The precise measured efficiency and storage enhancements depend upon workload and surroundings and would possibly differ from the previous instance.
This following screenshot from the S3 bucket demonstrates a Puffin delete file saved alongside knowledge information.
Clear up
After you end your exams, it’s necessary to scrub up your surroundings to keep away from pointless prices:
Drop the check tables you created to take away related knowledge out of your S3 bucket and forestall ongoing storage costs.
Delete any non permanent knowledge left within the S3 bucket used for Iceberg knowledge.
Delete the EMR cluster to cease billing for operating compute assets.
Cleansing up assets promptly helps keep cost-efficiency and useful resource hygiene in your AWS surroundings.
Issues
Iceberg options are launched by way of a phased course of: first within the specification, then within the core library, and eventually in engine implementations. Deletion vector assist is at the moment out there within the specification and core library, with Spark being the one supported engine. We validated this functionality on Amazon EMR 7.10 with Spark 3.5.5.
Conclusion
Iceberg v3 introduces a major development in managing row-level deletes for merge-on-read operations by way of binary deletion vectors saved in compact Puffin information. Our efficiency exams, performed with Iceberg 1.9.2 on Amazon EMR 7.10.0 and EMR Spark 3.5.5, present clear enhancements in each delete operation velocity and browse efficiency, together with a substantial discount in delete file storage in comparison with Iceberg v2’s positional delete Parquet information. For extra details about deletion vectors, discuss with Iceberg v3 deletion vectors.
In regards to the authors
Arun Shanmugam
Arun is a Senior Analytics Options Architect at AWS, with a give attention to constructing fashionable knowledge structure.
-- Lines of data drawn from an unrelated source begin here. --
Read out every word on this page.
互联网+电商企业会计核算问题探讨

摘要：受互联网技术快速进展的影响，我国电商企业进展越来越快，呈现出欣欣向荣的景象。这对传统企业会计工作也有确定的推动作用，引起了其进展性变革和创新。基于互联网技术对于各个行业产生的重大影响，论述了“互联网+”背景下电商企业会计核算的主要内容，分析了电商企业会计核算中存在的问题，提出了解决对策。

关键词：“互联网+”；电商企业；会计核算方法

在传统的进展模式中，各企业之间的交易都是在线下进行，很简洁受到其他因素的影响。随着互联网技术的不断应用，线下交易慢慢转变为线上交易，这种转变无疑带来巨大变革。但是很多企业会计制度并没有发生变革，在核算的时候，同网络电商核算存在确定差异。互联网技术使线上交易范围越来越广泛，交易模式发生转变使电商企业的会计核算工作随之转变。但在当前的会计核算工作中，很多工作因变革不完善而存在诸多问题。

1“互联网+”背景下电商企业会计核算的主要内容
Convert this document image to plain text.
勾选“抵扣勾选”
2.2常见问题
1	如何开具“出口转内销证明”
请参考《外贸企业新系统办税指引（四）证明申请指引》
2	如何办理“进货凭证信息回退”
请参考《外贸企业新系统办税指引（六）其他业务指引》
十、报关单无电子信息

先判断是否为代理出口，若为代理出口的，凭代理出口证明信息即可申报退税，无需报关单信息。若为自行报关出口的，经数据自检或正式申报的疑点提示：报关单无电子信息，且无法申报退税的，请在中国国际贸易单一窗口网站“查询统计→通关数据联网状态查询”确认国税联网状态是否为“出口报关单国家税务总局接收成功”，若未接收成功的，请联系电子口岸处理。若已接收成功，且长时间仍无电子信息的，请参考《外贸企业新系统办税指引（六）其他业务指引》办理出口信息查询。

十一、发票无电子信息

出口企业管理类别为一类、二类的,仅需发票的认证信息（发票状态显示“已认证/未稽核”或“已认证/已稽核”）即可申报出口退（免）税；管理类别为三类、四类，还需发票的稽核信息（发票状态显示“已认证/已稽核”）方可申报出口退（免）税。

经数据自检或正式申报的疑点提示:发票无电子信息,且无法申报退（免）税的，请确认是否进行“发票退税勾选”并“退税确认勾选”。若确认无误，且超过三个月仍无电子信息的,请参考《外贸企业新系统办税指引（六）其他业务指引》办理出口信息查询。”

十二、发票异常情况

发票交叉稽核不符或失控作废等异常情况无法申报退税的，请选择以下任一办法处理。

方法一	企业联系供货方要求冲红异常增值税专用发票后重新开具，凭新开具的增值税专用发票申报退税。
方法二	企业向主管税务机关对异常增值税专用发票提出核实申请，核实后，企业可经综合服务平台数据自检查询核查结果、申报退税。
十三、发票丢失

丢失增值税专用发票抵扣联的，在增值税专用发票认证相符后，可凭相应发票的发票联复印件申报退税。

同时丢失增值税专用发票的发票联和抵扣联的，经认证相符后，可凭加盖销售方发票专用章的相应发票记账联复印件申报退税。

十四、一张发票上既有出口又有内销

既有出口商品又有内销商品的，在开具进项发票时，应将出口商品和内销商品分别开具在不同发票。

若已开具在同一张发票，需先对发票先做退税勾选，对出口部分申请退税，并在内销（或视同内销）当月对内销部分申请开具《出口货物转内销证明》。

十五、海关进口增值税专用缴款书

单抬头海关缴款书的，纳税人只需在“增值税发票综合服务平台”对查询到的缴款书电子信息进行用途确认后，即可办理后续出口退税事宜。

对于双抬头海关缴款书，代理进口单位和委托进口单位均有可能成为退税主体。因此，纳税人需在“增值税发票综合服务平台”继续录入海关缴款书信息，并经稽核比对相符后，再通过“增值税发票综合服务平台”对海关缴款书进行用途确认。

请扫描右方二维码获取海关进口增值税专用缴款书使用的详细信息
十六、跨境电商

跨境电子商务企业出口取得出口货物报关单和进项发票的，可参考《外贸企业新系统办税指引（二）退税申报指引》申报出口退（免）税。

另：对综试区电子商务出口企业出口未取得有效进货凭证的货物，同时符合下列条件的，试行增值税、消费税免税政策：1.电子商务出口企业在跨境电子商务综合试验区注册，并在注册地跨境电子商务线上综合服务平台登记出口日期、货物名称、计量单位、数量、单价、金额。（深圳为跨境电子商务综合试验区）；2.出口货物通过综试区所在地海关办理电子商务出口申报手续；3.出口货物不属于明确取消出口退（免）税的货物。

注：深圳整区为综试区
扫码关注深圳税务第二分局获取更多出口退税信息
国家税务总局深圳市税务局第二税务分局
He has been efficiently delivering scalable knowledge analytics options for purchasers throughout numerous industries. Exterior of labor, Arun is an avid outside fanatic who actively engages in CrossFit, street biking, and cricket.
Suthan Phillips
Suthan is a Senior Analytics Architect at AWS, the place he helps prospects design and optimize scalable, high-performance knowledge options that drive enterprise insights. He combines architectural steerage on system design and scalability with greatest practices to offer environment friendly, safe implementation throughout knowledge processing and expertise layers. Exterior of labor, Suthan enjoys swimming, mountain climbing, and exploring the Pacific Northwest.
Kinshuk Paharae
Kinshuk is head of product for knowledge processing, main product groups for AWS Glue, Amazon EMR, and Amazon Athena. He has been with AWS for over 5 years.
Linda O’Connor
Linda is a Seasoned Go-To-Market Chief with shut to a few a long time of expertise driving progress methods within the knowledge and analytics area. At AWS, she at the moment leads pan analytics initiatives together with lakehouse architectures, serving to prospects remodel their present landscapes by way of non-disruptive innovation. She beforehand served as World Vice President at a German software program firm for 25 years, the place she spearheaded Knowledge Warehousing and Large Knowledge portfolios, orchestrating profitable product launches and driving world market enlargement.